Miserere, for all of its use of Christian iconography and religion, is really much more of a character novel than a religious novel. In this, it reminded me of L. Jagi Lamplighter’s Prospero novels, where the religious overtones influence flavor, but do not dominate what the story is actually about. It’s about a quartet of characters, their pasts, and how those pasts are going to influence their present and future.
Miserere, indeed, is strongest in the characterization and the relationships between the four characters. Except for Lindsay, the three characters have long pasts together that are slowly (but not completely) revealed, and the novel is at its best when it explores their interactions. Lindsay works more as an agent of redemption than a character in her own right for a fair amount of the novel, and as a contrast for Lucian to compare Lindsay’s experiences in Woerld as compared to the tragedy of Rachael.
Where Miserere is weakest is in the world building. While Frohock keeps the focus of the camera lens pretty tightly on the main characters, questions and thoughts about how Woerld worked kept cropping up in my mind, questions that the text did not address. While the permanent nature of technology in Woerld was explained satisfactorily in a throwaway line, it was the geopolitical and religio-political nature of Woerld that was somewhat sketchy for me. While I admire the multicultural cooperation between the various religions that is demonstrated, I am not sure how stable such a setup is given our real-life history. Even with the threat of Hell’s demons very close and very real, how do Christians, Jews, Muslims and Pagans manage to get along? A story is told of how a breakdown in that trust led to the extermination of a religion on Woerld and devastated the land — why hasn’t that happened more often?

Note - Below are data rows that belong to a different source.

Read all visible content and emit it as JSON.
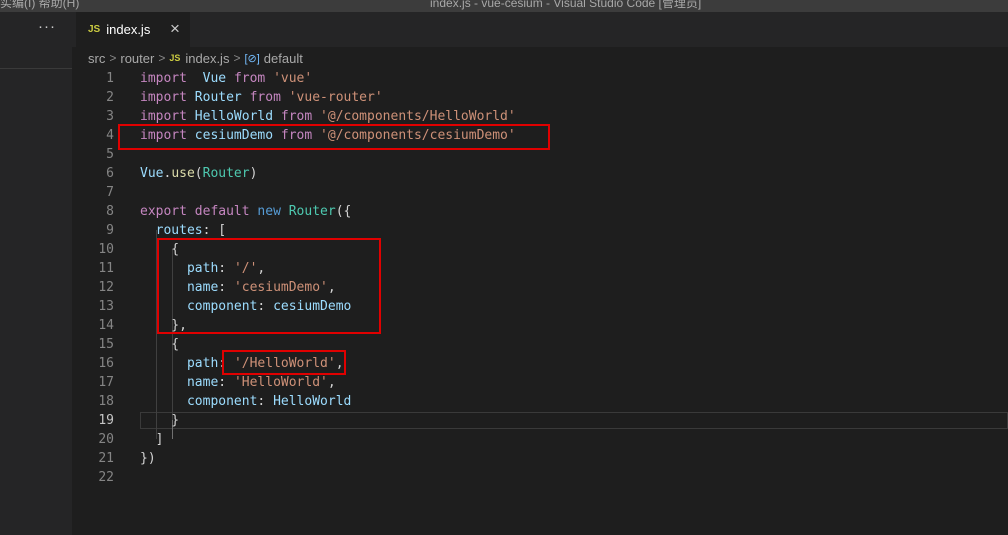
{
  "window": {
    "title": "index.js - vue-cesium - Visual Studio Code [管理员]",
    "menu": "实编(I)  帮助(H)"
  },
  "sidebar": {
    "more_label": "···"
  },
  "tab": {
    "icon_label": "JS",
    "filename": "index.js",
    "close_label": "×"
  },
  "breadcrumb": {
    "items": [
      "src",
      "router",
      "index.js",
      "default"
    ],
    "js_label": "JS",
    "symbol_label": "[⊘]"
  },
  "editor": {
    "active_line": 19,
    "lines": [
      {
        "n": "1",
        "t": [
          [
            "kw",
            "import"
          ],
          [
            "",
            "  "
          ],
          [
            "var",
            "Vue"
          ],
          [
            "",
            " "
          ],
          [
            "kw",
            "from"
          ],
          [
            "",
            " "
          ],
          [
            "str",
            "'vue'"
          ]
        ]
      },
      {
        "n": "2",
        "t": [
          [
            "kw",
            "import"
          ],
          [
            "",
            " "
          ],
          [
            "var",
            "Router"
          ],
          [
            "",
            " "
          ],
          [
            "kw",
            "from"
          ],
          [
            "",
            " "
          ],
          [
            "str",
            "'vue-router'"
          ]
        ]
      },
      {
        "n": "3",
        "t": [
          [
            "kw",
            "import"
          ],
          [
            "",
            " "
          ],
          [
            "var",
            "HelloWorld"
          ],
          [
            "",
            " "
          ],
          [
            "kw",
            "from"
          ],
          [
            "",
            " "
          ],
          [
            "str",
            "'@/components/HelloWorld'"
          ]
        ]
      },
      {
        "n": "4",
        "t": [
          [
            "kw",
            "import"
          ],
          [
            "",
            " "
          ],
          [
            "var",
            "cesiumDemo"
          ],
          [
            "",
            " "
          ],
          [
            "kw",
            "from"
          ],
          [
            "",
            " "
          ],
          [
            "str",
            "'@/components/cesiumDemo'"
          ]
        ]
      },
      {
        "n": "5",
        "t": []
      },
      {
        "n": "6",
        "t": [
          [
            "var",
            "Vue"
          ],
          [
            "",
            "."
          ],
          [
            "fn",
            "use"
          ],
          [
            "",
            "("
          ],
          [
            "cls",
            "Router"
          ],
          [
            "",
            ")"
          ]
        ]
      },
      {
        "n": "7",
        "t": []
      },
      {
        "n": "8",
        "t": [
          [
            "kw",
            "export"
          ],
          [
            "",
            " "
          ],
          [
            "kw",
            "default"
          ],
          [
            "",
            " "
          ],
          [
            "kw2",
            "new"
          ],
          [
            "",
            " "
          ],
          [
            "cls",
            "Router"
          ],
          [
            "",
            "({"
          ]
        ]
      },
      {
        "n": "9",
        "t": [
          [
            "",
            "  "
          ],
          [
            "var",
            "routes"
          ],
          [
            "",
            ": ["
          ]
        ]
      },
      {
        "n": "10",
        "t": [
          [
            "",
            "    {"
          ]
        ]
      },
      {
        "n": "11",
        "t": [
          [
            "",
            "      "
          ],
          [
            "var",
            "path"
          ],
          [
            "",
            ": "
          ],
          [
            "str",
            "'/'"
          ],
          [
            "",
            ","
          ]
        ]
      },
      {
        "n": "12",
        "t": [
          [
            "",
            "      "
          ],
          [
            "var",
            "name"
          ],
          [
            "",
            ": "
          ],
          [
            "str",
            "'cesiumDemo'"
          ],
          [
            "",
            ","
          ]
        ]
      },
      {
        "n": "13",
        "t": [
          [
            "",
            "      "
          ],
          [
            "var",
            "component"
          ],
          [
            "",
            ": "
          ],
          [
            "var",
            "cesiumDemo"
          ]
        ]
      },
      {
        "n": "14",
        "t": [
          [
            "",
            "    },"
          ]
        ]
      },
      {
        "n": "15",
        "t": [
          [
            "",
            "    {"
          ]
        ]
      },
      {
        "n": "16",
        "t": [
          [
            "",
            "      "
          ],
          [
            "var",
            "path"
          ],
          [
            "",
            ": "
          ],
          [
            "str",
            "'/HelloWorld'"
          ],
          [
            "",
            ","
          ]
        ]
      },
      {
        "n": "17",
        "t": [
          [
            "",
            "      "
          ],
          [
            "var",
            "name"
          ],
          [
            "",
            ": "
          ],
          [
            "str",
            "'HelloWorld'"
          ],
          [
            "",
            ","
          ]
        ]
      },
      {
        "n": "18",
        "t": [
          [
            "",
            "      "
          ],
          [
            "var",
            "component"
          ],
          [
            "",
            ": "
          ],
          [
            "var",
            "HelloWorld"
          ]
        ]
      },
      {
        "n": "19",
        "t": [
          [
            "",
            "    }"
          ]
        ]
      },
      {
        "n": "20",
        "t": [
          [
            "",
            "  ]"
          ]
        ]
      },
      {
        "n": "21",
        "t": [
          [
            "",
            "})"
          ]
        ]
      },
      {
        "n": "22",
        "t": []
      }
    ]
  },
  "colors": {
    "keyword": "#c586c0",
    "string": "#ce9178",
    "variable": "#9cdcfe",
    "class": "#4ec9b0",
    "function": "#dcdcaa",
    "highlight_box": "#e00000"
  }
}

And where did the population of Woerld come from? Are they all descendants of Katharoi brought across the Veil from Earth or are they indigenous? Was there a Xanth effect at some point in the past and a large number of people were brought to populate Woerld?

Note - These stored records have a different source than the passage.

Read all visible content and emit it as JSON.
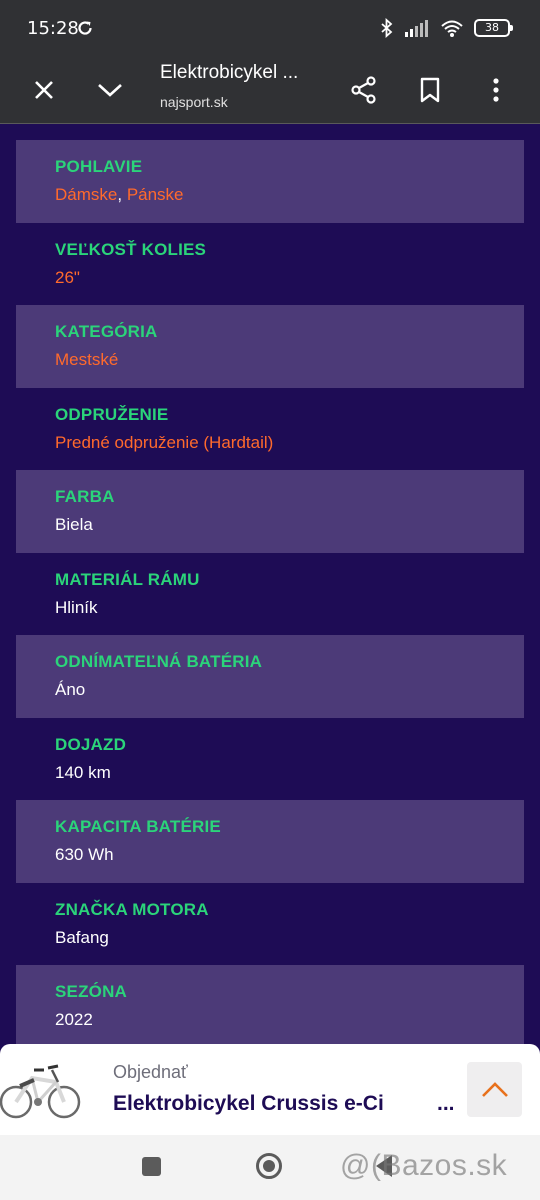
{
  "status_bar": {
    "time": "15:28",
    "battery": "38"
  },
  "toolbar": {
    "title": "Elektrobicykel ...",
    "domain": "najsport.sk"
  },
  "specs": [
    {
      "label": "POHLAVIE",
      "values": [
        "Dámske",
        "Pánske"
      ],
      "separator": ", ",
      "style": "link"
    },
    {
      "label": "VEĽKOSŤ KOLIES",
      "values": [
        "26\""
      ],
      "style": "link"
    },
    {
      "label": "KATEGÓRIA",
      "values": [
        "Mestské"
      ],
      "style": "link"
    },
    {
      "label": "ODPRUŽENIE",
      "values": [
        "Predné odpruženie (Hardtail)"
      ],
      "style": "link"
    },
    {
      "label": "FARBA",
      "values": [
        "Biela"
      ],
      "style": "plain"
    },
    {
      "label": "MATERIÁL RÁMU",
      "values": [
        "Hliník"
      ],
      "style": "plain"
    },
    {
      "label": "ODNÍMATEĽNÁ BATÉRIA",
      "values": [
        "Áno"
      ],
      "style": "plain"
    },
    {
      "label": "DOJAZD",
      "values": [
        "140 km"
      ],
      "style": "plain"
    },
    {
      "label": "KAPACITA BATÉRIE",
      "values": [
        "630 Wh"
      ],
      "style": "plain"
    },
    {
      "label": "ZNAČKA MOTORA",
      "values": [
        "Bafang"
      ],
      "style": "plain"
    },
    {
      "label": "SEZÓNA",
      "values": [
        "2022"
      ],
      "style": "plain"
    }
  ],
  "order_bar": {
    "label": "Objednať",
    "product": "Elektrobicykel Crussis e-Ci",
    "ellipsis": "..."
  },
  "watermark": "@(Bazos.sk",
  "colors": {
    "page_bg": "#1e0c55",
    "row_shaded": "#4c3a78",
    "label": "#2bd47a",
    "link": "#ff6a2c",
    "toolbar": "#303134",
    "up_arrow": "#e8711c"
  },
  "icons": {
    "status": [
      "sync-icon",
      "bluetooth-icon",
      "signal-icon",
      "wifi-icon",
      "battery-icon"
    ],
    "toolbar": [
      "close-icon",
      "chevron-down-icon",
      "share-icon",
      "bookmark-icon",
      "more-vert-icon"
    ],
    "order": [
      "bike-thumbnail",
      "chevron-up-icon"
    ],
    "nav": [
      "recents-icon",
      "home-icon",
      "back-icon"
    ]
  }
}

I hope some of these questions are answered in future books. Frohock has set up an environment to tell character-based dark fantasy that is not afraid to use Christian themes and iconography as being real and true. The idea of paladin-like Katharoi standing up against demons while struggling with the consequences of their past actions and inaction is great grist for the mill. And as a roleplayer, the novel’s premise reminded me of games like In Nomine, where the players play servants of Heaven and Hell, with different powers and abilities, working against the other side. Or Nobilis, where the players play ordinary people chosen to fight in a War against nihilistic evil and empowered to do so. Or just variants on Dungeons and Dragons Paladins and Clerics.

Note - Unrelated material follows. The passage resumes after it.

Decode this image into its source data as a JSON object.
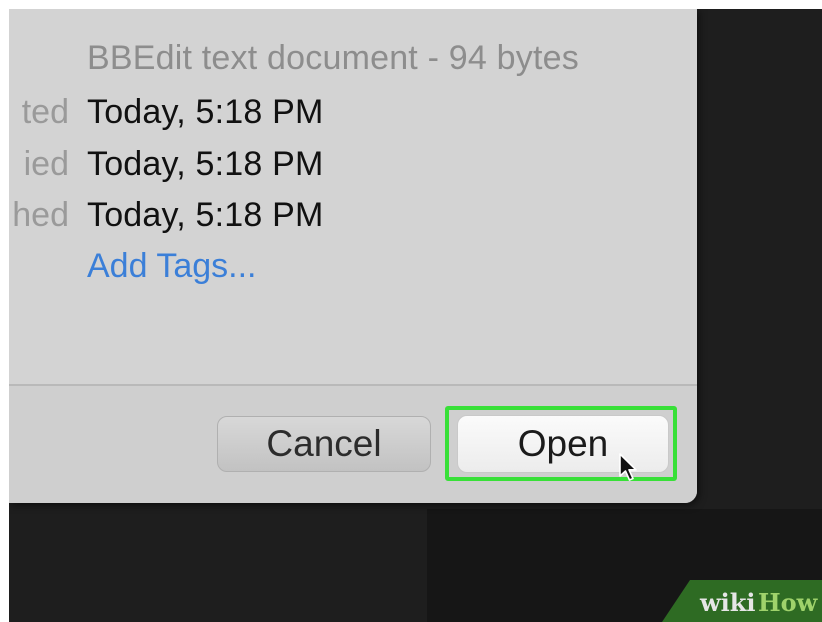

And the characters work well. Catarina is a fully formed and memorable villainess, willing to use all of her abilities and brutality to get what she wants, when she wants. She breaks stereotypes in the kinds of antagonists we generally see in the fairer gender. And yet her relationship to her brother and their past gives her emotional depth and resonance that keeps her from being two-dimensional. Also, Rachael, Lucian and Lindsay emerge as well-formed individuals whose stories you care about and want to read.
The language used is relatively simple, well-formed and unadorned making the book a page-turner. I was disappointed that the denouement after the climax, though, goes almost too quickly, as if the author was hitting up against a word limit and wanted to tie things off with dispatch. This does, I think, dilute the power of that coda somewhat for not being more fully fleshed out.
Miserere is the author’s debut effort and I am confident that with subsequent books, she’s going to play her strengths and improve on the weaknesses. I look forward to what comes next.